Berlin/München.

Ganz am Ende der fast 200 Seiten fallen die entscheidenden Worte: Mit „überwiegender Wahrscheinlichkeit“ könne davon ausgegangen werden, dass „bei entsprechenden Möglichkeiten eine Fortführung ähnlicher Verhaltensweisen angestrebt wird“. Zschäpe wird vorgeworfen, die rechtsterroristische Gruppe „Nationalsozialistischer Untergrund“ (NSU) mitgegründet zu haben und für zehn Morde, Sprengstoffanschläge und Banküberfälle mitverantwortlich zu sein. Dafür steht Zschäpe seit mehr als 300 Prozesstagen vor Gericht. Jetzt stellt der psychiatrische Gutachter Henning Saß fest: Käme Zschäpe frei, wären ihr ein Anschluss an die rechtsextreme Szene und schwere Gewalttaten zuzutrauen.

Somit gilt Zschäpe nach Ansicht des Sachverständigen als „voll schuldfähig“ und möglicherweise gefährlich. Diese Einschätzung könnte letztlich entscheidend für das Strafmaß sein. Am Ende der Verhandlung könnte ihr sogar Sicherungsverwahrung drohen.

Das vorläufige Gutachten, das dieser Redaktion vorliegt und das Gutachter Saß in dieser Woche im NSU-Prozess vorträgt, beschreibt auf vielen Seiten die Zeugenaussagen von Nachbarn, Freunden und Familienangehörigen zu der mutmaßlichen Rechtsterroristin. Und der Sachverständige geht auch auf Zschäpes eigene Aussage vor Gericht ein. Die wiederum steht der Anklage der Staatsanwaltschaft entgegen.

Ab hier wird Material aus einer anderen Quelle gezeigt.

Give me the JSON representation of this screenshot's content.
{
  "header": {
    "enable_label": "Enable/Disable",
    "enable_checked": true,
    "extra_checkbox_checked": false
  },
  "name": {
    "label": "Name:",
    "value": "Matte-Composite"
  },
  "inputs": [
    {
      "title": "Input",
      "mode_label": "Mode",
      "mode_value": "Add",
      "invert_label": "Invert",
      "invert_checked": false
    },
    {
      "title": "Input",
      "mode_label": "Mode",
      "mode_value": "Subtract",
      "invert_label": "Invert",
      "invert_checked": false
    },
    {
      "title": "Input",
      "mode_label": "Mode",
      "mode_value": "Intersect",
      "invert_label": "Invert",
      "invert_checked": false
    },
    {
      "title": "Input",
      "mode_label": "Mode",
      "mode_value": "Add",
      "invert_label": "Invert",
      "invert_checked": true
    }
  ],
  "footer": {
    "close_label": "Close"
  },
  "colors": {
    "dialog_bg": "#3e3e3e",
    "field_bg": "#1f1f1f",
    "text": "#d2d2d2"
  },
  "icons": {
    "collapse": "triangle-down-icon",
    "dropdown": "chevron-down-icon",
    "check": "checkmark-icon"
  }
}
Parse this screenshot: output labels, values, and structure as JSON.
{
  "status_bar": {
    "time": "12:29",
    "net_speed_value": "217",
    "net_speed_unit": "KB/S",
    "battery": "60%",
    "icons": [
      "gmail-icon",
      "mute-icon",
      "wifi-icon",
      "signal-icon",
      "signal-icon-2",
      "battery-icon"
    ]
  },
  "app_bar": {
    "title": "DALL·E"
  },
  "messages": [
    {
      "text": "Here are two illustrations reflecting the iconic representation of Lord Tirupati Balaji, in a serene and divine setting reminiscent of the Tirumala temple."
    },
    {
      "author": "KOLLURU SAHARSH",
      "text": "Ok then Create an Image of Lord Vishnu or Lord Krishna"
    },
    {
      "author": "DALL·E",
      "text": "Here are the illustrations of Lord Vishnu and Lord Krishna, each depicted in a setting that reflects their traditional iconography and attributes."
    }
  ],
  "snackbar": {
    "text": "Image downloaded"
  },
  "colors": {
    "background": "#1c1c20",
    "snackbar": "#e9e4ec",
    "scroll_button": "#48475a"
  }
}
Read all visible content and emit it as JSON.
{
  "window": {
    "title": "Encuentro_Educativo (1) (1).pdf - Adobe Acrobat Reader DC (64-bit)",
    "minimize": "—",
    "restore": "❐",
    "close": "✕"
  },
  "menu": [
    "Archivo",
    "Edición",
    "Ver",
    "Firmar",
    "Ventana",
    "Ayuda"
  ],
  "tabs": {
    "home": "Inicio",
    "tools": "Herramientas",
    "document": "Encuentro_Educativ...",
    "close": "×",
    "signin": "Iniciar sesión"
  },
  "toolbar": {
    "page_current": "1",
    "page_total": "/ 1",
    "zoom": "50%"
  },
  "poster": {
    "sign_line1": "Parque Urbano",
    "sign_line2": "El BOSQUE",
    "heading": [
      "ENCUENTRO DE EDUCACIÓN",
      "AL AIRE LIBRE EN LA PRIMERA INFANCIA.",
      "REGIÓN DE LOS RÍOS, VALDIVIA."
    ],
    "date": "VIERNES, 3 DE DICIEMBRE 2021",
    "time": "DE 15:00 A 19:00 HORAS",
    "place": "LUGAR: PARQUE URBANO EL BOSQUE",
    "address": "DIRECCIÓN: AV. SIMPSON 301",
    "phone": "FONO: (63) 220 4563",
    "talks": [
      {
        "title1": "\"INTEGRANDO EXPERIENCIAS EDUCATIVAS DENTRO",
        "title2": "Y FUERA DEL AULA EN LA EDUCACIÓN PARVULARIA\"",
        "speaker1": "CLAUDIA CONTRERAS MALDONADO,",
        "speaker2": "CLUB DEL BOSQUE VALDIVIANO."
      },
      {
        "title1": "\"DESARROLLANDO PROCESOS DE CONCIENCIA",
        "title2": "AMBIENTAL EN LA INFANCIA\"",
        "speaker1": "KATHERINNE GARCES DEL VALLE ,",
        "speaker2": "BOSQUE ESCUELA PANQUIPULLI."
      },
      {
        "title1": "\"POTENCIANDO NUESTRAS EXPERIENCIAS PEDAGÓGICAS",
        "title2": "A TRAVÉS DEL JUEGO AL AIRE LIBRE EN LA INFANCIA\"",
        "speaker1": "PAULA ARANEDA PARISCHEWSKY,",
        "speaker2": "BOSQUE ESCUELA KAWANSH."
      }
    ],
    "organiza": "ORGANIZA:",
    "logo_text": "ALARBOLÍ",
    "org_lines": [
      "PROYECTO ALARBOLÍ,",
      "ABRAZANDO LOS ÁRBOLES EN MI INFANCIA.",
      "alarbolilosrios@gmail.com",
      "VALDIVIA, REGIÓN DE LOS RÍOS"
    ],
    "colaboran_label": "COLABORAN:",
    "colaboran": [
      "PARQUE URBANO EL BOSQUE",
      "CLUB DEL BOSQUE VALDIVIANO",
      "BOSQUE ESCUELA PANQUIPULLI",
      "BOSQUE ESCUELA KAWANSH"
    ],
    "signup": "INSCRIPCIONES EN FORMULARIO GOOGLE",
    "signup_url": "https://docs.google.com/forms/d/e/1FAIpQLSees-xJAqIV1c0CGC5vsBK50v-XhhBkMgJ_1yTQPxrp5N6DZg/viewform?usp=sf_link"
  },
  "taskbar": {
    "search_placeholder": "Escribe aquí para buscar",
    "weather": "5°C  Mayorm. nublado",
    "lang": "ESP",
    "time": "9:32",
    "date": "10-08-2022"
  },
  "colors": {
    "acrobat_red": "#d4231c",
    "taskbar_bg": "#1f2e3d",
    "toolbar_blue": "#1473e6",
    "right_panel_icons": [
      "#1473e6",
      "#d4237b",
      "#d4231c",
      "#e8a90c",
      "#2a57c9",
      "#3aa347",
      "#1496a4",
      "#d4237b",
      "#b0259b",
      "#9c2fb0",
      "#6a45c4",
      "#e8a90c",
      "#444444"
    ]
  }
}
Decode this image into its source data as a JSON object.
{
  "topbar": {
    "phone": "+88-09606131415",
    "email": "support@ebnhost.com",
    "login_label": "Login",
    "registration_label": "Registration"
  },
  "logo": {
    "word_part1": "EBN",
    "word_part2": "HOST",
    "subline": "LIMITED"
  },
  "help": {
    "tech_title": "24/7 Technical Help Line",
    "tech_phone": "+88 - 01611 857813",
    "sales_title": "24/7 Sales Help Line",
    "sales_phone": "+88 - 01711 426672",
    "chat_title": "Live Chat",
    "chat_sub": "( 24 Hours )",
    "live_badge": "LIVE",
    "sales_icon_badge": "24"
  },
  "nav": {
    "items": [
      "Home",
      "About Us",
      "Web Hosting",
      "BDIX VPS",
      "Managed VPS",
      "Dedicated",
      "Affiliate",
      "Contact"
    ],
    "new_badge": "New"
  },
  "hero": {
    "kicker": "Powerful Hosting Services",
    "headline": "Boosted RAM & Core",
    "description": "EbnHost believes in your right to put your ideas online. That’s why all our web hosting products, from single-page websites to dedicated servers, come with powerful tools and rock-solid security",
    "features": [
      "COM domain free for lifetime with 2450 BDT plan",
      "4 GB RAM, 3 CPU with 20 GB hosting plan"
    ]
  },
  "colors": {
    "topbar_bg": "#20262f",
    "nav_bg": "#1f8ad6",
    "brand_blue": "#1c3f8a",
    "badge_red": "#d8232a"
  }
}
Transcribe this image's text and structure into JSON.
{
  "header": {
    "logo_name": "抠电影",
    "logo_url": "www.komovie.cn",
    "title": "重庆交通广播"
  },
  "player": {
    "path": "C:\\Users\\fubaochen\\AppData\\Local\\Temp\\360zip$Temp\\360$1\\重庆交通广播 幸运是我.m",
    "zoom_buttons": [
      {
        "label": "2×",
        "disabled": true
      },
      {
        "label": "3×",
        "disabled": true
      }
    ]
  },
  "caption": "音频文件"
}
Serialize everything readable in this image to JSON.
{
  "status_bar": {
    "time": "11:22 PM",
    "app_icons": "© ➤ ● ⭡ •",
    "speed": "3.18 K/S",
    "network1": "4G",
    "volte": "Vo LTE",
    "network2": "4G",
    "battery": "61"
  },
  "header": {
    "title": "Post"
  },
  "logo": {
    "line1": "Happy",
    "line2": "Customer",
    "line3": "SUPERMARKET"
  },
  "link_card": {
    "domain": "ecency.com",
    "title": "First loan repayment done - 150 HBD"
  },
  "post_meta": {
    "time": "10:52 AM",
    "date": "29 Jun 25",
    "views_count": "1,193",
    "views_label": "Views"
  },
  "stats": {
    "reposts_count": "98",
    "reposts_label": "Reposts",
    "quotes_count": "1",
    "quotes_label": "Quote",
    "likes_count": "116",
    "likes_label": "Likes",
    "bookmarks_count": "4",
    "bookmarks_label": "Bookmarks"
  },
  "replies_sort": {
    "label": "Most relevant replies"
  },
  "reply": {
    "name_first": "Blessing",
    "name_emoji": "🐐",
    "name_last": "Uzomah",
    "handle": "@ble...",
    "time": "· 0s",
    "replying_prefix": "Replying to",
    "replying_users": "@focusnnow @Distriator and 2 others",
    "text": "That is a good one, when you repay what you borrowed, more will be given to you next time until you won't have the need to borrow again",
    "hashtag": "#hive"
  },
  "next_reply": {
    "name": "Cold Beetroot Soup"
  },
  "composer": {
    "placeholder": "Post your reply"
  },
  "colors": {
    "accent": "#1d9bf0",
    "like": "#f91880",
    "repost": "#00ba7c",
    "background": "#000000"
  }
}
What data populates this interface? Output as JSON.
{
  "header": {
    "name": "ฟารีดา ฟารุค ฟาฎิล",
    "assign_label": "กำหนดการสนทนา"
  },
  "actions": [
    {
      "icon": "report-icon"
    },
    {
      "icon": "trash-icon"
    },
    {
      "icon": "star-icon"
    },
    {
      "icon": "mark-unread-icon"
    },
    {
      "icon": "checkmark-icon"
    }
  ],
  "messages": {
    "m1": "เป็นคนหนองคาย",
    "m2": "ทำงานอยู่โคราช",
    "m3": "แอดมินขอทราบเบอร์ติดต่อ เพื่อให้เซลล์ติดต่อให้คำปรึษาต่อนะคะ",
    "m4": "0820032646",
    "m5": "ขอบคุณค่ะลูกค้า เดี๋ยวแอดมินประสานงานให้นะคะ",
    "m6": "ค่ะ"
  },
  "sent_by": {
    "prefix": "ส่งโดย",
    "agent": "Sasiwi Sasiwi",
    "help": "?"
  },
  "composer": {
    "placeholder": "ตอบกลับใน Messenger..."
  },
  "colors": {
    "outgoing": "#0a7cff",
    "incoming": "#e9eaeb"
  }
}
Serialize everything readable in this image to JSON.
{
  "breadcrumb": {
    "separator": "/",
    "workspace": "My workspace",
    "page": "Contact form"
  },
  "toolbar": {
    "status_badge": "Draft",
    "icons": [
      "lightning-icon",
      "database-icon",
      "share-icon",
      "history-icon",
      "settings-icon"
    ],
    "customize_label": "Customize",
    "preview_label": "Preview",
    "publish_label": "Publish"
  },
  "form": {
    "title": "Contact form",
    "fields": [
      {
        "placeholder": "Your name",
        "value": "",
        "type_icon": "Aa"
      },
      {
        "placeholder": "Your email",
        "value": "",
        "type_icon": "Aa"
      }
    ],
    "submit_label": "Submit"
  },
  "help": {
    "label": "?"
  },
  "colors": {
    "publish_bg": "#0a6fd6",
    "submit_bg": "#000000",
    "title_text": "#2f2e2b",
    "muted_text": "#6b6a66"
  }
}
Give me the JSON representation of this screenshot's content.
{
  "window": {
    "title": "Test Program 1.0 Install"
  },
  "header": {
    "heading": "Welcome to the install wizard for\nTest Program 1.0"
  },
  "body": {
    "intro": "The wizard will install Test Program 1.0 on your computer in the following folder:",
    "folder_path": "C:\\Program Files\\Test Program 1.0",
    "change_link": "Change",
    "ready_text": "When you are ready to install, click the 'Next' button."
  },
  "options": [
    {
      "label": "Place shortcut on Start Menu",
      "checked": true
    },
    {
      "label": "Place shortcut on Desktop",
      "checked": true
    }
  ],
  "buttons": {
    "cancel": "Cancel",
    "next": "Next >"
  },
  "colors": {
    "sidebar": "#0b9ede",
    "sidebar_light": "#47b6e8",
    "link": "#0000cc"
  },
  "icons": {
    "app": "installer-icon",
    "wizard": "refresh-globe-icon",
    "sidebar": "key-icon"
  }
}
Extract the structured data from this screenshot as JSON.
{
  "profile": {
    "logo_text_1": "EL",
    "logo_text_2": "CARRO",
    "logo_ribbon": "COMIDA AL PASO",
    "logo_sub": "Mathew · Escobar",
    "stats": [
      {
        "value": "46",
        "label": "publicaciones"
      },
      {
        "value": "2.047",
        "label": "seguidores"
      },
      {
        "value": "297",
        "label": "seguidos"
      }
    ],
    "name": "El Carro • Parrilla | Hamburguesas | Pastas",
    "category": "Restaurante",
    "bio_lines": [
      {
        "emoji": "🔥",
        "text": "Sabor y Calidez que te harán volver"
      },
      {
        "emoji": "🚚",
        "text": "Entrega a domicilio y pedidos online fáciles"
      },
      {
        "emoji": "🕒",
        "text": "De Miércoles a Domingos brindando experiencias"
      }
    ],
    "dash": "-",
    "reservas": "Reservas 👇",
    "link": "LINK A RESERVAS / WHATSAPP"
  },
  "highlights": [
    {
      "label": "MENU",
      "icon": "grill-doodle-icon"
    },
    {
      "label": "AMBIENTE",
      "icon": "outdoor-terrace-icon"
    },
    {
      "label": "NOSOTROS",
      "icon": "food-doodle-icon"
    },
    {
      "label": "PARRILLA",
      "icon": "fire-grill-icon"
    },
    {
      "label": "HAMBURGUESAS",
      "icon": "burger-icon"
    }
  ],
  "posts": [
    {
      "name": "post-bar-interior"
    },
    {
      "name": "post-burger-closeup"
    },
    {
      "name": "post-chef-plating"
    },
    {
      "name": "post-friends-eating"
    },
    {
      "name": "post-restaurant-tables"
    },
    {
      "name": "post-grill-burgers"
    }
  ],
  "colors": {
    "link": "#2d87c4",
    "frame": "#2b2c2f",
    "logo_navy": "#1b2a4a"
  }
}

Zschäpe selbst sieht sich nicht als Gründerin des NSU. Sie hat nach eigener Aussage von den Morden erst im Nachhinein erfahren und sei empört gewesen. Sie habe sich jedoch nicht getraut, Uwe Mundlos und Uwe Böhnhardt zu verlassen und sich der Polizei zu stellen – auch aus Angst, die Ermittler würden ihrer Darstellung der Verbrechen nicht glauben. Zschäpe inszeniert sich als Mitläuferin, als Isolierte beim NSU.

Der psychiatrische Gutachter Saß sieht das in seiner Analyse anders. Er hob vor Gericht hervor, er sehe bei Zschäpe ein „Bemühen um Beherrschung, Kontrolle und Autonomie“ und zugleich Widerstand gegen „Fremdbestimmung“. Das spreche gegen ihre Darstellung „einer schwachen, abhängigen, fremdbestimmten, sich resignierend unterordnenden Person“. Vielmehr erscheine die Beschuldigte als „selbstbewusst, autark, stolz, unbeugsam“.